Gedenkweg "Geschäftsboykott und Arisierung": Stationen sind Häuser Coburger Juden, die am 9. November 1938 angegriffen wurden. Mittwoch, 9. November, 17 Uhr, Treffpunkt Marktplatz.

Konzert Zum Gedenken an die Pogromnacht, mit dem israelischen Komponisten Isaak Tavior, Barbara Baier und Mitgliedern des Zamir-Chors Bayreuth, in Zusammenarbeit mit dem Fränkischen Sängerbund. Eintritt 12 Euro (ermäßigt 5 Euro). Mittwoch, 9. November, 19.30 Uhr, Haus Contakt (Untere Realschulstraße 3).

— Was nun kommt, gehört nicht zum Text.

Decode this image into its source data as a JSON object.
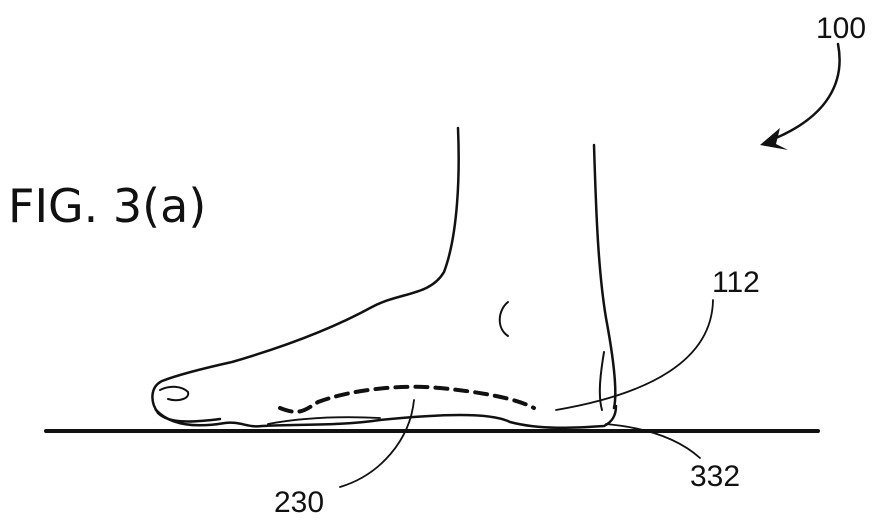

Vortrag "Wegbereiter der Machtergreifung und des Widerstands: Bayerns Protestantismus und der Nationalsozialismus am Beispiel Coburgs". Pfarrer Helmuth Johnsen in Gauerstadt war in den 1920er Jahren einer der Wegbereiter des Antisemitismus, Pfarrer Werner Pürckhauser (Meeder) wurde als Mitglied der Bekennenden Kirche von den Nazis drangsaliert. Über dieses Spannungsfeld spricht Kirchenrat Björn Mensing, Beauftragter für Gedenkstättenarbeit in Bayern. Eintritt 5 Euro (ermäßigt 3 Euro, frei für Schüler, Studenten, Erwerbslose). Montag, 14. November, 20 Uhr, Haus Contakt.

Schweigemarsch Gedenken an die Deportation jüdischer Bürger aus Coburg am 27. November 1941. Verlesen werden die Namen der Deportierten sowie Texte jüdischer und verfolgter Künstler und Orgelmeditationen mit Peter Stenglein. Montag, 28. November, 17 Uhr, Kirche St. Moriz. Anschließend Schweigemarsch zum Bahnhof.